Four en métal pour chauffer les boulets pendant le siège de Gibraltar (1782).

Un four à boulets, ou four à rougir les boulets, est un équipement thermique militaire utilisé du XVIIe siècle au XIXe siècle pour chauffer au rouge les boulets servant de projectiles pour des canons contre des navires ou bâtiments construits en bois.

Il est avéré que les propriétés incendiaires d'un boulet porté au rouge ont pu provoquer des incendies lors de certaines batailles au sol[1]. Cependant la probabilité de détruire un bâtiment de cette manière était assez aléatoire[2].

Cette pratique était souvent mise en œuvre par des batteries côtières en raison du danger que représentait un four à bord d'un navire.

Elle pouvait dissuader les navires de s'approcher des côtes, plus par la menace qu'elle représentait que par son efficacité réelle, compte tenu de la faible précision de l'artillerie de l'époque.
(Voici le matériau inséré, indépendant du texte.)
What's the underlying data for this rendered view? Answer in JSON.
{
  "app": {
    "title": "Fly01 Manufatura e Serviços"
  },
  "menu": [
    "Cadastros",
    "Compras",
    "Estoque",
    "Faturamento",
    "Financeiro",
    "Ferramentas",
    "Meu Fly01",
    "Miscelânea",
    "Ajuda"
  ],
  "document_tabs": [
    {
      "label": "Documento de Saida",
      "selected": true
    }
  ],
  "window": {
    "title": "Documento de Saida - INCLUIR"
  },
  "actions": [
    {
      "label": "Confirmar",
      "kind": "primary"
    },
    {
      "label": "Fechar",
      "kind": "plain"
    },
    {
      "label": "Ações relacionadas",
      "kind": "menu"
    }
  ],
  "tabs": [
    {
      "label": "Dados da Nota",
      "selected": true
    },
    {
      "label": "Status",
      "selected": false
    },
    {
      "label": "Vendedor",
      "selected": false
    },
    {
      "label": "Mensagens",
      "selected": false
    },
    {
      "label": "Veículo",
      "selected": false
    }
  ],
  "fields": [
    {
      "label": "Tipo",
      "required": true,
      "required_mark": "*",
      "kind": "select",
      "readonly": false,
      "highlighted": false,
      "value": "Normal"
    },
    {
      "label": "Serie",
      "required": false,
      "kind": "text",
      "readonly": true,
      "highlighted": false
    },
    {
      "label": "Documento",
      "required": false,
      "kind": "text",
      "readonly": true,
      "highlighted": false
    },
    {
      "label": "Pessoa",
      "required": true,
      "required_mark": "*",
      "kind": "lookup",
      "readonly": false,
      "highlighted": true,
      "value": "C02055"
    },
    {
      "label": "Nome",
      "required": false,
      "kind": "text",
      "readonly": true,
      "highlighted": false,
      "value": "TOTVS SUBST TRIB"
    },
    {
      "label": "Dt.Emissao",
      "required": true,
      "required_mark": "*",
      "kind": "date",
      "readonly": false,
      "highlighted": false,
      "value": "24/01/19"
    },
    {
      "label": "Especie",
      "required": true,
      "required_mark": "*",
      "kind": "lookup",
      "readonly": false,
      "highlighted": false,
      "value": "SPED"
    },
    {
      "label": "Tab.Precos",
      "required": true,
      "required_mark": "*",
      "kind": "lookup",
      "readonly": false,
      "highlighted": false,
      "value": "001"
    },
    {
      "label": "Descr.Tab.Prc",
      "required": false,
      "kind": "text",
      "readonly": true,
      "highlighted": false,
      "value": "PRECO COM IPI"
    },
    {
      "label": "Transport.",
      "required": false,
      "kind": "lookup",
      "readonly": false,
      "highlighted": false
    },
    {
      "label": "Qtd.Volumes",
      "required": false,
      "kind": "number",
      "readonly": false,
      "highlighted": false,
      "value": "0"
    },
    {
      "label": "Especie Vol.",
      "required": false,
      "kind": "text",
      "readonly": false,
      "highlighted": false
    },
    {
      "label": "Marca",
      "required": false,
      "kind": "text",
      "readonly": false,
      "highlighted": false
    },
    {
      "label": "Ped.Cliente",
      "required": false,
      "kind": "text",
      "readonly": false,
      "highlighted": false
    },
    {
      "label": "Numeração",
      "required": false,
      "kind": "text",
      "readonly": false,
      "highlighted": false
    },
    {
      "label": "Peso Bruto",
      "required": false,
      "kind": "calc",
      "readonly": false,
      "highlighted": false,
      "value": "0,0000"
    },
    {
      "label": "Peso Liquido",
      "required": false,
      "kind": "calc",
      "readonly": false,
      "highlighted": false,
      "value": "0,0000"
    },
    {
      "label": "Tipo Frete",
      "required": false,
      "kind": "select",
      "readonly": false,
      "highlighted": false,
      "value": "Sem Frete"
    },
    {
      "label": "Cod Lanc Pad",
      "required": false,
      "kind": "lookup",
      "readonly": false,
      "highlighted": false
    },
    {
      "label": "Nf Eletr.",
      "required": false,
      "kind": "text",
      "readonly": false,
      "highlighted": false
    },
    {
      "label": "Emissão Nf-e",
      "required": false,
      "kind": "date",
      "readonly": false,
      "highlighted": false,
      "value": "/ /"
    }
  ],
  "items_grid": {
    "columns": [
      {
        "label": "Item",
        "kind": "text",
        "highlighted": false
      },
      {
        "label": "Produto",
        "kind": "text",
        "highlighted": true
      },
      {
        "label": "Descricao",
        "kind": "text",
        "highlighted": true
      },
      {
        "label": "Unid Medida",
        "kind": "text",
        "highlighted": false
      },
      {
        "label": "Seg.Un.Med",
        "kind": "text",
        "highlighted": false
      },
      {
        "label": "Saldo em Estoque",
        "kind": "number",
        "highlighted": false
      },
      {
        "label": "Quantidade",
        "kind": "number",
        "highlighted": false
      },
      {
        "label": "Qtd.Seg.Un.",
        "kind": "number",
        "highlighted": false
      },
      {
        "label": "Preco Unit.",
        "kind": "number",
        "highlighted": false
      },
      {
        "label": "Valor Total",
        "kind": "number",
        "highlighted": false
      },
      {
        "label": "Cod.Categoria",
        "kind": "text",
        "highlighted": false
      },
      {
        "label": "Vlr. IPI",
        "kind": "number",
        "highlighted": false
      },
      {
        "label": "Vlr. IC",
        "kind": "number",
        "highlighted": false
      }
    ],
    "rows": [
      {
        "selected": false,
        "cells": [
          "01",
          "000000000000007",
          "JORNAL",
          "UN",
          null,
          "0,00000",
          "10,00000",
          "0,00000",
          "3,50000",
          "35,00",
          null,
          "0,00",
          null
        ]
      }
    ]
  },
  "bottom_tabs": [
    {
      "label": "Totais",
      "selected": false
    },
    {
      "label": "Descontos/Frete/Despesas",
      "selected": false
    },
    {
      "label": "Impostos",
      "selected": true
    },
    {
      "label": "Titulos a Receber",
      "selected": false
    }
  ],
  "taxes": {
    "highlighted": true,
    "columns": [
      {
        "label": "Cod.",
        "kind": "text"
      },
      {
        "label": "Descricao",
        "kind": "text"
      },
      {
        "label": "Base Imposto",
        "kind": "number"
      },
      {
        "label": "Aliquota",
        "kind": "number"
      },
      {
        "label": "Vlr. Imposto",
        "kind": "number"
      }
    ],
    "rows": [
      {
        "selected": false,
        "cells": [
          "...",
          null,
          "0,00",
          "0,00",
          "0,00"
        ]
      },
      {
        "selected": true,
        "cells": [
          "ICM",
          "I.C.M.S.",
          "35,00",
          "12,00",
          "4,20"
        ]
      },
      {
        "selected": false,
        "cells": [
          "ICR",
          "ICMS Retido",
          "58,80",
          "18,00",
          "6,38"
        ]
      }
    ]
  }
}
Au point que le général Bernadotte affirmait que la fumée d'un four à boulets aperçu au loin par un navire de guerre pouvait suffire pour le dissuader d'approcher des côtes.

Cette pratique ancienne n'a cessé qu'avec la construction de navires en acier dans la seconde moitié du XIXe siècle.

Bref historique[modifier | modifier le code]

Si on dépasse les usages antiques du feu grégeois, la première utilisation de boulets rouges remonte aux attaques du roi de Pologne Stephen Bathory contre les Russes à Polotsk en 1579.

Les fours à boulets[modifier | modifier le code]

La méthode originale pour chauffer des boulets était de les recouvrir de charbon de bois dans un grand feu. Ou de les chauffer sur des grilles métalliques placées au-dessus d'un feu de bois. Mais ces méthodes mettaient beaucoup de temps pour chauffer les boulets. Pendant la Révolution française les Français ont inventé le four à boulets pour réduire ce délai.

Les États-Unis ont construit des fours à boulets dans les fortifications côtières de leur deuxième système de défenses littorales juste avant la guerre de 1812.

Le colonel Jonathan Williams quitta son poste de commandant de l'Académie militaire des États-Unis pour construire des fortifications équipées de fours à boulets telles que le Fort Clinton et le Fort Williams[4] sur le port de New York. Lorsque l'ingénieur général français Simon Bernard est venu aux États-Unis en 1816 à la tête du Conseil des fortifications, pour la construction des forts permanents pour défendre la côte des États-Unis, il a introduit le concept de fours à boulets de conception française. Les fortifications littorales construites entre 1817 et la guerre de Sécession, comme le Fort Macon, reçurent un ou plusieurs fours à boulets comme équipement standard.

Plusieurs géométries différentes ont été utilisées pour la construction des fours à boulets. C'étaient des structures de briques isolées des bâtiments proches, allant jusqu'à 10 m de long et 2,7 m de large. Ils étaient constitués généralement d'un tunnel incliné dans lequel on déposait les boulets sur des rigoles parallèles situées selon l'axe principal du tunnel. Les boulets étaient introduits dans la partie supérieure où se situait une cheminée pour évacuer l'air chaud et la fumée. Et ils roulaient vers la partie inférieure où se trouvait le foyer. Ils y étaient laissés pour atteindre une température de l'ordre de 800 à 900 °C, ce qui demandait selon le type de fours, entre vingt minutes et une heure et quart.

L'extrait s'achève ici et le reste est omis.